The new fridge is lovely and I am restocking it. It’s counter-depth so it will be easier to find things in it. Yesterday I felt bad and as a result did nothing. But today my energy was back and I went to two grocery stores.

I would like to share my dilemma with you all. Having been off of social media for about 3 months now, I am feeling the silence is much more powerful than it is. What to do?

I also notice that many more people are coming and going from it. They are taking regular breaks from this social machine that takes from us far more than it gives.

My life is a powerful one; I don’t need the distractions of the mind to dumb it down. I learned part of this lesson when I had to stop reading for a while. I haven’t missed it. Truth to tell, I have become the lessons. At some point, you just have to do that.

Rote learning is not enough. Shallow social engagements don’t do it for me. I prefer solitude to noise.

Oh, I still have periods of boredom and angst because I am human. But so much comfort comes to me through music and nature and lots of stillness.

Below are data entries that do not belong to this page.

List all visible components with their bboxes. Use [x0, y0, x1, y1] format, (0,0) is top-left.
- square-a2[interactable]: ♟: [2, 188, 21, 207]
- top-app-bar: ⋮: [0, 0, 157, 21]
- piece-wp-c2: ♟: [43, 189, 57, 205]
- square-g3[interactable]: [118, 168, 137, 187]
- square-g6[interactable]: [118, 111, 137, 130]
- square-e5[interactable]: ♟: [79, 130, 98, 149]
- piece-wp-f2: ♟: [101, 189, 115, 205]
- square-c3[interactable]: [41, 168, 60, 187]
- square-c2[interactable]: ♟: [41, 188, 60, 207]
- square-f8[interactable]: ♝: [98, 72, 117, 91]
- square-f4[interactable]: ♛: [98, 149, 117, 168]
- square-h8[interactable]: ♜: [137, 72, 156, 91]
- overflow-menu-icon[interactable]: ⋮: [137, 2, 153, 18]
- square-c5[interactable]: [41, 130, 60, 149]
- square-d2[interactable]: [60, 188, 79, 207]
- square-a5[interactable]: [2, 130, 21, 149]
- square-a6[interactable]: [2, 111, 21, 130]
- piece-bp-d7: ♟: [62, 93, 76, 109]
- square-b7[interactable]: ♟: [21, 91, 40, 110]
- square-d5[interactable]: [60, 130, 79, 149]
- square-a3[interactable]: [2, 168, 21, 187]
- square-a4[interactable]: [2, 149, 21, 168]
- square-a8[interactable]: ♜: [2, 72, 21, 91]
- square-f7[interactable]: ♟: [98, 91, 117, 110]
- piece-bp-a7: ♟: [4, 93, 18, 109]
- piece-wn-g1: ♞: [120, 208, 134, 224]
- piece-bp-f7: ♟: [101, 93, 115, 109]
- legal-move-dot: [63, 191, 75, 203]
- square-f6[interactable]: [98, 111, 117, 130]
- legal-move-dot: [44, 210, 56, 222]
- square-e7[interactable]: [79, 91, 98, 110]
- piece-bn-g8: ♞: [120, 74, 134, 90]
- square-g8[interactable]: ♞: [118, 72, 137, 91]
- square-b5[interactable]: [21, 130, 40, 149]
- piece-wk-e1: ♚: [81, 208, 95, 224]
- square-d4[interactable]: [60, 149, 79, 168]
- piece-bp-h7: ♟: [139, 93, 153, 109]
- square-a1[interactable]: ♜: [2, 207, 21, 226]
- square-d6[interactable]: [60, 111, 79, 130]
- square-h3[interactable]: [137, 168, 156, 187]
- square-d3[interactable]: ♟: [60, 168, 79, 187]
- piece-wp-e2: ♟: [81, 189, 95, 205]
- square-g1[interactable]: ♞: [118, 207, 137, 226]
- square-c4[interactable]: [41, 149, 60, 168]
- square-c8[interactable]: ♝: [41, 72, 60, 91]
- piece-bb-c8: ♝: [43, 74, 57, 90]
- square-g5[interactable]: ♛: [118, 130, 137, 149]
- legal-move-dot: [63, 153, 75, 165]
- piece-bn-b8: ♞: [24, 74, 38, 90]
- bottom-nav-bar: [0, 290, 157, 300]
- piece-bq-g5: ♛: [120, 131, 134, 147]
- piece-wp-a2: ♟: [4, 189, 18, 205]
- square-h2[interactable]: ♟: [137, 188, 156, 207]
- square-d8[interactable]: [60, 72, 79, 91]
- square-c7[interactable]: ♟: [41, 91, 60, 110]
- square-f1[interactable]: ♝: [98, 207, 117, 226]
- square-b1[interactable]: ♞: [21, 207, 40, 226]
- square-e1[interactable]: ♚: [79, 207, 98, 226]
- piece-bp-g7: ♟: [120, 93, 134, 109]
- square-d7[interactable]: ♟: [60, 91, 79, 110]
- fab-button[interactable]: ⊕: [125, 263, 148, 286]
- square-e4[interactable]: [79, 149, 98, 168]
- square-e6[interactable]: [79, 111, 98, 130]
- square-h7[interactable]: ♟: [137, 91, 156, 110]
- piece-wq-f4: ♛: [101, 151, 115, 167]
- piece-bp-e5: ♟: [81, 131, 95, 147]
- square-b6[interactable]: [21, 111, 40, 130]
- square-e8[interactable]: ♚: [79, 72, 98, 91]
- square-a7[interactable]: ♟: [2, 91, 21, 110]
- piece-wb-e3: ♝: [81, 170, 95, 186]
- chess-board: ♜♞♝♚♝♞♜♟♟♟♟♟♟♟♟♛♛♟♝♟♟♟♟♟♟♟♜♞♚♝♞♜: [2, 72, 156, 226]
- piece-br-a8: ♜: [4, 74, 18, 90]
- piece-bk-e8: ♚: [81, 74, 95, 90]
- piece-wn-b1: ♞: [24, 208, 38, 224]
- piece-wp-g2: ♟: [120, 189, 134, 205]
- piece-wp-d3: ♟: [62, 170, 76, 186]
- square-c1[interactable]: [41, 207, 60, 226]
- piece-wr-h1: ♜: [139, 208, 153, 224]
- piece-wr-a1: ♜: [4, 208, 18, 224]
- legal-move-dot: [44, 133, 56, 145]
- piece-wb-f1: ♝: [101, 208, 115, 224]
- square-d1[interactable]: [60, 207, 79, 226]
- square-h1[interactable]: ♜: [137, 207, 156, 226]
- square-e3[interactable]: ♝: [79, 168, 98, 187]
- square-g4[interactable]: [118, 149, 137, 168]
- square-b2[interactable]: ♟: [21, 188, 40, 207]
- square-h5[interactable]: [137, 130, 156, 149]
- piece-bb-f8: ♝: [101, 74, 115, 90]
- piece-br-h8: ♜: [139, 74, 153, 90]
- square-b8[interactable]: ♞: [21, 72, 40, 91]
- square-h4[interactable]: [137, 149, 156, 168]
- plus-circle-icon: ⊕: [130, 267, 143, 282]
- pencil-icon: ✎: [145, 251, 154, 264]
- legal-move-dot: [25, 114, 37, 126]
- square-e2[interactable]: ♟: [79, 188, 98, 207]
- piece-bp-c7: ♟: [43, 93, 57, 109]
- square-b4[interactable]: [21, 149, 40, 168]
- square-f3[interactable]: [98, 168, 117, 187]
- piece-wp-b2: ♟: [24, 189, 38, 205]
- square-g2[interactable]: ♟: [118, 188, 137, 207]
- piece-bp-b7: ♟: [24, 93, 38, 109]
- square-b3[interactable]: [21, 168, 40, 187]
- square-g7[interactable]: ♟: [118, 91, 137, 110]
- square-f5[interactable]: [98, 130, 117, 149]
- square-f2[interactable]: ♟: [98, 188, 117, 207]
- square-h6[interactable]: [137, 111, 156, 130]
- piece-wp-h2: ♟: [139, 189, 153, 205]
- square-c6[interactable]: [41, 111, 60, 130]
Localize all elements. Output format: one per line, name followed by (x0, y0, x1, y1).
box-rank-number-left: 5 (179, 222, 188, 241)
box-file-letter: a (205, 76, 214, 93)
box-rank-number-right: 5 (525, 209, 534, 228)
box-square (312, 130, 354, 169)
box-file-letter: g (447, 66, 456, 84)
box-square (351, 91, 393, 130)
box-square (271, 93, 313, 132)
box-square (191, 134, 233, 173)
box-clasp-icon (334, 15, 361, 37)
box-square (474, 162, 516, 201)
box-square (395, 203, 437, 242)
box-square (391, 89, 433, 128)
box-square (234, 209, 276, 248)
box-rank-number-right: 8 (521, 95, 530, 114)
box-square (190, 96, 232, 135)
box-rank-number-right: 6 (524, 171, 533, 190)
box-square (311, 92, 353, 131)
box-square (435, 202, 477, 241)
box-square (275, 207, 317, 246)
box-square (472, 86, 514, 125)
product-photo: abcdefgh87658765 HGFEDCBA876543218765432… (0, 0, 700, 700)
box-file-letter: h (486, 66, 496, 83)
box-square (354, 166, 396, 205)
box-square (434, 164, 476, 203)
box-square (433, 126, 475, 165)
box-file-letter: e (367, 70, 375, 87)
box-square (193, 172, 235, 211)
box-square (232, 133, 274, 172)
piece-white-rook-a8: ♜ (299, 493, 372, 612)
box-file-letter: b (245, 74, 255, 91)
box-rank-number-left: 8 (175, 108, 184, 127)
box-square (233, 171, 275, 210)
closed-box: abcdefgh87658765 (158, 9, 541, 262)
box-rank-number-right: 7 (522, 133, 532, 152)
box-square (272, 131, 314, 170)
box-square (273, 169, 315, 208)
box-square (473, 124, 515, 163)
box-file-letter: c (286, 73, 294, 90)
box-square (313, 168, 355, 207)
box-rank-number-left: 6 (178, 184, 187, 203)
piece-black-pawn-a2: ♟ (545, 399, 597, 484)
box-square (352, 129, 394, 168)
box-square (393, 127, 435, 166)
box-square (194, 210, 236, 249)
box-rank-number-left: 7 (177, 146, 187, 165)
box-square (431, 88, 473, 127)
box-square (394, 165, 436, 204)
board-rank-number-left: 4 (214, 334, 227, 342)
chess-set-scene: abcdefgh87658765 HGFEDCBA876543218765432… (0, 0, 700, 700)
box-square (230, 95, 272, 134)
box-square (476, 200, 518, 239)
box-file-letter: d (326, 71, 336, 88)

I have written and said just about all I care to. Beyond that lies freedom and spontaneity. Sounds grand, doesn’t it?

Vicki Woodyard

One Comment

  1. When I find myself at parties or in crowds (not often, but it happens!), I find myself just parked in one place, talking to whoever sits next to me, and pretty soon a little throng gathers round and we have a fun time chatting. I don’t have the seek the crowd, the crowd finds me. Much nicer, more relaxed, less desperation.